"Interpretation of the Deep-Rooted Division Between Russia and Georgia"
In Georgia (known as Gruziya in Russian), a woman threw paint on a religious icon depicting Joseph Stalin, the former Soviet Communist Party Secretary. The woman's age and the reason for defacing the icon were not disclosed.
On the 13th (local time), the American CNN reported that a woman threw paint on the Stalin icon at the Holy Trinity Cathedral in the capital city of Tbilisi on the 9th of this month.
Stalin icon painting in the Holy Trinity Cathedral in Tbilisi, the capital of Georgia. The appearance before being damaged by paint. [Photo by Yonhap News/Reuters]
The icon depicts Stalin being blessed by Saint Matrona Nikonova of the Russian Orthodox Church during World War II. Joseph Stalin was the figure who helped Lenin lead the Russian Revolution and established the Soviet Union. After Lenin, he ruled the Soviet Union for 30 years from 1924, establishing a one-man dictatorship and purging over ten million of his own people in the process.

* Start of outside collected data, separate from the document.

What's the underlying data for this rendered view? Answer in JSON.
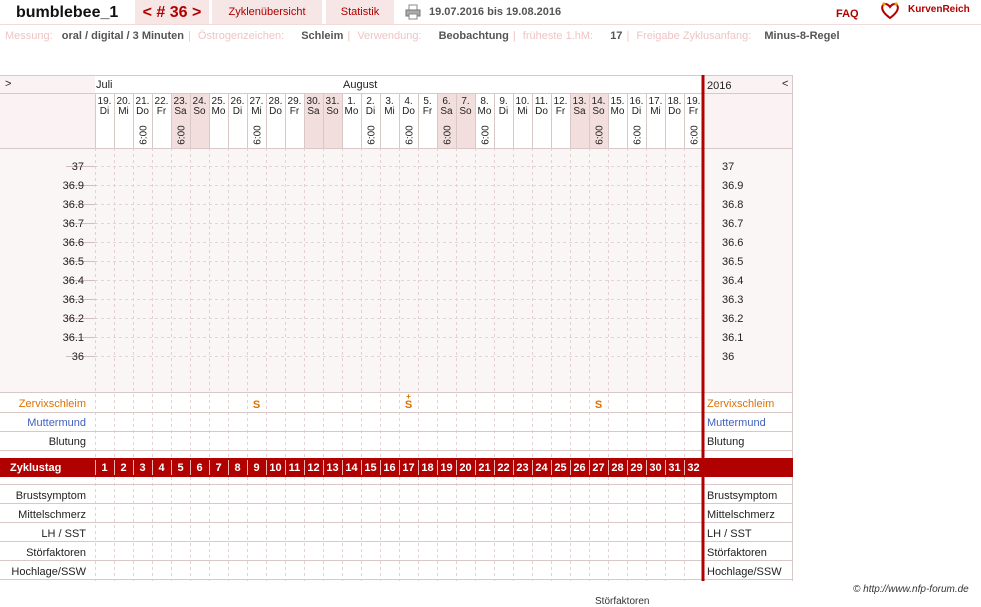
{
  "header": {
    "username": "bumblebee_1",
    "cycle_nav": "< # 36 >",
    "cycles_overview": "Zyklenübersicht",
    "statistics": "Statistik",
    "date_range": "19.07.2016 bis 19.08.2016",
    "faq": "FAQ",
    "brand": "KurvenReich",
    "printer_icon": "printer-icon",
    "logo_icon": "heart-logo-icon"
  },
  "info": {
    "measure_label": "Messung:",
    "measure_value": "oral / digital / 3 Minuten",
    "estrogen_label": "Östrogenzeichen:",
    "estrogen_value": "Schleim",
    "usage_label": "Verwendung:",
    "usage_value": "Beobachtung",
    "earliest_label": "früheste 1.hM:",
    "earliest_value": "17",
    "release_label": "Freigabe Zyklusanfang:",
    "release_value": "Minus-8-Regel"
  },
  "chart_data": {
    "type": "table",
    "nav_prev": ">",
    "nav_next": "<",
    "year": "2016",
    "months": [
      {
        "label": "Juli",
        "start_index": 0
      },
      {
        "label": "August",
        "start_index": 13
      }
    ],
    "days": [
      {
        "d": "19.",
        "w": "Di"
      },
      {
        "d": "20.",
        "w": "Mi"
      },
      {
        "d": "21.",
        "w": "Do"
      },
      {
        "d": "22.",
        "w": "Fr"
      },
      {
        "d": "23.",
        "w": "Sa"
      },
      {
        "d": "24.",
        "w": "So"
      },
      {
        "d": "25.",
        "w": "Mo"
      },
      {
        "d": "26.",
        "w": "Di"
      },
      {
        "d": "27.",
        "w": "Mi"
      },
      {
        "d": "28.",
        "w": "Do"
      },
      {
        "d": "29.",
        "w": "Fr"
      },
      {
        "d": "30.",
        "w": "Sa"
      },
      {
        "d": "31.",
        "w": "So"
      },
      {
        "d": "1.",
        "w": "Mo"
      },
      {
        "d": "2.",
        "w": "Di"
      },
      {
        "d": "3.",
        "w": "Mi"
      },
      {
        "d": "4.",
        "w": "Do"
      },
      {
        "d": "5.",
        "w": "Fr"
      },
      {
        "d": "6.",
        "w": "Sa"
      },
      {
        "d": "7.",
        "w": "So"
      },
      {
        "d": "8.",
        "w": "Mo"
      },
      {
        "d": "9.",
        "w": "Di"
      },
      {
        "d": "10.",
        "w": "Mi"
      },
      {
        "d": "11.",
        "w": "Do"
      },
      {
        "d": "12.",
        "w": "Fr"
      },
      {
        "d": "13.",
        "w": "Sa"
      },
      {
        "d": "14.",
        "w": "So"
      },
      {
        "d": "15.",
        "w": "Mo"
      },
      {
        "d": "16.",
        "w": "Di"
      },
      {
        "d": "17.",
        "w": "Mi"
      },
      {
        "d": "18.",
        "w": "Do"
      },
      {
        "d": "19.",
        "w": "Fr"
      }
    ],
    "weekend_indices": [
      4,
      5,
      11,
      12,
      18,
      19,
      25,
      26
    ],
    "time_label": "6:00",
    "time_indices": [
      2,
      4,
      8,
      14,
      16,
      18,
      20,
      26,
      28,
      31
    ],
    "temperature_ticks": [
      "37",
      "36.9",
      "36.8",
      "36.7",
      "36.6",
      "36.5",
      "36.4",
      "36.3",
      "36.2",
      "36.1",
      "36"
    ],
    "temperatures": [],
    "rows_top": [
      {
        "label": "Zervixschleim",
        "color": "#e07000"
      },
      {
        "label": "Muttermund",
        "color": "#4060c0"
      },
      {
        "label": "Blutung",
        "color": "#222222"
      }
    ],
    "mucus_marks": [
      {
        "index": 8,
        "symbol": "S",
        "accent": ""
      },
      {
        "index": 16,
        "symbol": "S",
        "accent": "+"
      },
      {
        "index": 26,
        "symbol": "S",
        "accent": ""
      }
    ],
    "cycle_day_label": "Zyklustag",
    "cycle_days": [
      "1",
      "2",
      "3",
      "4",
      "5",
      "6",
      "7",
      "8",
      "9",
      "10",
      "11",
      "12",
      "13",
      "14",
      "15",
      "16",
      "17",
      "18",
      "19",
      "20",
      "21",
      "22",
      "23",
      "24",
      "25",
      "26",
      "27",
      "28",
      "29",
      "30",
      "31",
      "32"
    ],
    "rows_bottom": [
      "Brustsymptom",
      "Mittelschmerz",
      "LH / SST",
      "Störfaktoren",
      "Hochlage/SSW"
    ],
    "colors": {
      "accent": "#b00000",
      "grid": "#d8c8c8",
      "weekend": "#f3dede",
      "panel": "#fbf3f3"
    }
  },
  "footer": {
    "copyright": "© http://www.nfp-forum.de",
    "partial_label": "Störfaktoren"
  }
}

Because of this, he is also nicknamed the "Human Butcher of Georgia." However, Stalin was born in 1878 in the Gori region of the Russian Empire, which is now part of Georgia. Georgians regard Stalin as a figure whose dictatorship was wrong, but at the same time, they highly appreciate the fact that he revitalized the country during the Soviet era, so Stalin frequently appears in Georgian religious icons.
Moreover, Georgians view Stalin as a figure whose dictatorship was wrong, but simultaneously praise him for revitalizing the country during the Soviet period.
Including this background, CNN pointed out that the defacement of the icon symbolizes the deep-rooted division between Georgia and Russia. In 2008, Russia launched a full-scale invasion of Georgia, using the Georgian government's crackdown on the pro-Russian separatist regions of South Ossetia and Abkhazia as a pretext to stop Georgia's pro-Western policies.
Georgian police applied charges of disorderly conduct against the woman who defaced the icon and began an investigation, but some Orthodox believers demanded stronger measures such as detention. On the 13th, thousands of Orthodox believers and pro-Russian conservative residents gathered in front of the parliament and marched toward the cathedral, calling for punishment of the woman who defaced the icon.
The reproduction of the original Virgin Mary painting by Muriyo (left) shows further damage after two restoration attempts (right). [Photo source = X capture]
Meanwhile, in 2020, a major disaster occurred during the restoration of an artwork in Spain. The work "Immaculate Conception" by Bartolom? Esteban Murillo (1617?1682), a representative painter of Spanish Baroque painting, was turned into a grotesque "abstract painting" by an unqualified restorer, causing controversy.
Earlier, in 2012, in Borja, Spain, an 80-year-old hobbyist painter who was a churchgoer altered a 100-year-old mural of Jesus, transforming it into a figure resembling a monkey, which also caused an incident.